The findings briefly reviewed here, arising largely from our recent research, indicate that suicide rates are increasing markedly, at least in the US. We are now able to state with greater confidence the association of suicidal behaviour with particular types of psychiatric illness based on current diagnostic criteria, to clarify risk factors for particular mood disorders, and to identify conditions associated with particularly high risk.
Proposed explanations for the observed recent, adverse, epidemiological trends summarised here remain impressionistic and incomplete. Moreover, means of effectively decreasing suicidal risk and of all-purpose mortality associated with major psychiatric illnesses remain unsatisfactory. Of particular concern, studies of therapeutic interventions specifically aimed at reducing suicidal risk are rare and extremely challenging to carry out in an ethical and scientifically credible manner. Indeed, only clozapine for schizophrenia has been recognised by the US FDA as having significant potential to reduce suicidal risk (Meltzer et al., Reference Meltzer, Alphs, Green, Altamura, Anand, Bertoldi, Bourgeois, Chouinard, Islam, Kane, Krishnan, Lindenmayer and Potkin2003), and there is evidence to support such an effect of lithium treatment of severe mood disorders (Baldessarini et al., Reference Baldessarini, Tondo, Davis, Pompili, Goodwin and Hennen2006; Guzzetta et al., Reference Guzzetta, Tondo, Centorrino and Baldessarini2007; Tondo and Baldessarini, Reference Tondo, Baldessarini, Yildiz, Nemeroff and Ruiz2015). In general, improved treatment of psychiatric disorders appears to reduce overall mortality, although much more research is required to improve overall mortality risks and for suicide in particular (Baldessarini, Reference Baldessarini2013).
Acknowledgements
Supported by a grant from the Bruce J Anderson Foundation and by the McLean Private Donors Psychiatry Research Fund (to RJB).

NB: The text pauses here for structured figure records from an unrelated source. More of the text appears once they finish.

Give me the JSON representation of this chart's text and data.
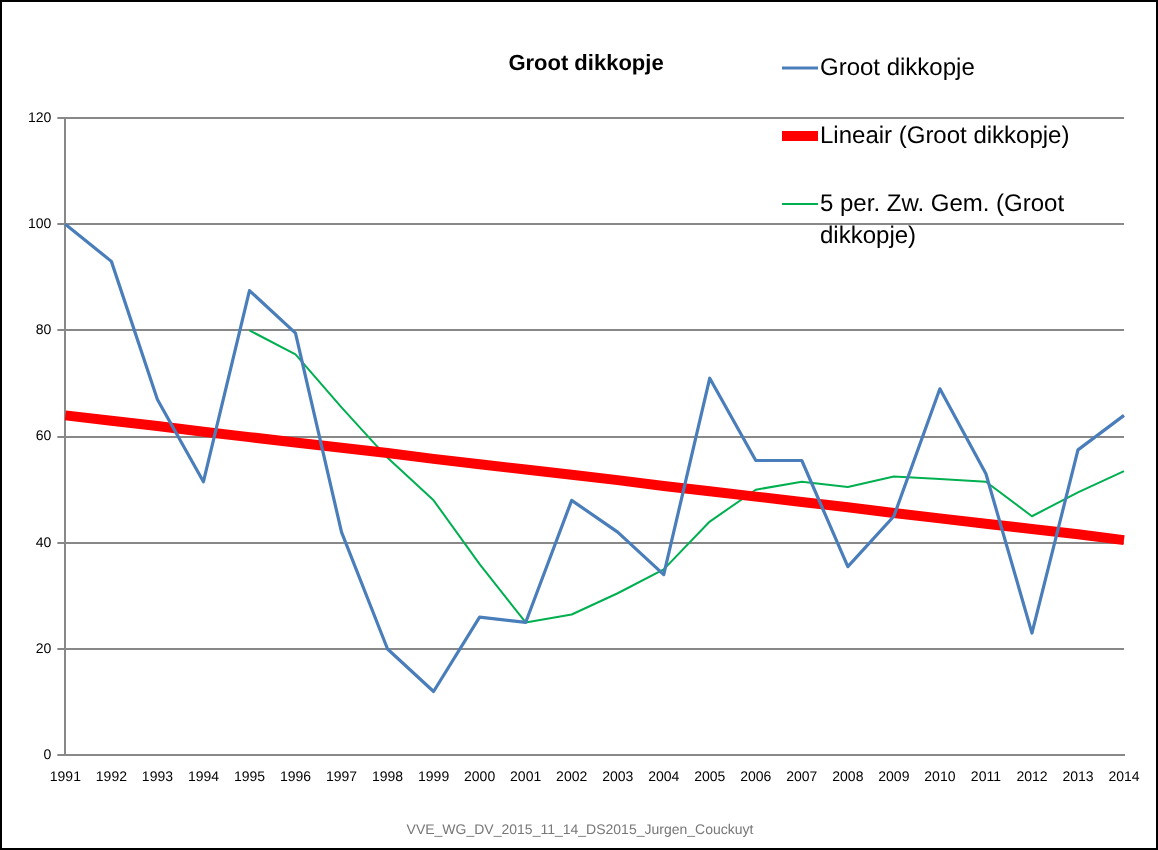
{
  "chart_data": {
    "type": "line",
    "title": "Groot dikkopje",
    "categories": [
      "1991",
      "1992",
      "1993",
      "1994",
      "1995",
      "1996",
      "1997",
      "1998",
      "1999",
      "2000",
      "2001",
      "2002",
      "2003",
      "2004",
      "2005",
      "2006",
      "2007",
      "2008",
      "2009",
      "2010",
      "2011",
      "2012",
      "2013",
      "2014"
    ],
    "series": [
      {
        "name": "Groot dikkopje",
        "color": "#4a7ebb",
        "values": [
          100,
          93,
          67,
          51.5,
          87.5,
          79.5,
          42,
          20,
          12,
          26,
          25,
          48,
          42,
          34,
          71,
          55.5,
          55.5,
          35.5,
          45,
          69,
          53,
          23,
          57.5,
          64
        ]
      },
      {
        "name": "Lineair (Groot dikkopje)",
        "color": "#ff0000",
        "values": [
          64,
          63,
          62,
          60.9,
          59.9,
          58.9,
          57.9,
          56.9,
          55.8,
          54.8,
          53.8,
          52.8,
          51.8,
          50.7,
          49.7,
          48.7,
          47.7,
          46.7,
          45.6,
          44.6,
          43.6,
          42.6,
          41.6,
          40.5
        ]
      },
      {
        "name": "5 per. Zw. Gem. (Groot dikkopje)",
        "color": "#00b050",
        "values": [
          null,
          null,
          null,
          null,
          80,
          75.5,
          65.5,
          56,
          48,
          36,
          25,
          26.5,
          30.5,
          35,
          44,
          50,
          51.5,
          50.5,
          52.5,
          52,
          51.5,
          45,
          49.5,
          53.5
        ]
      }
    ],
    "ylim": [
      0,
      120
    ],
    "yticks": [
      0,
      20,
      40,
      60,
      80,
      100,
      120
    ],
    "grid": "y",
    "legend": "top right",
    "marker": "none",
    "line_style": "solid",
    "annotations": [
      "VVE_WG_DV_2015_11_14_DS2015_Jurgen_Couckuyt"
    ]
  }
}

Material presented is based, in part, on a lecture at McLean Hospital in February, 2019, and studies carried out in collaboration with Drs. Alberto Forte, Francesca Guzzetta, Maurizio Pompili, Leonardo Tondo, Gustavo Vázquez and others.
Disclosures
Neither the author nor any immediate family member has financial relationships with commercial organisations that might appear to represent a conflict of interest with the material presented.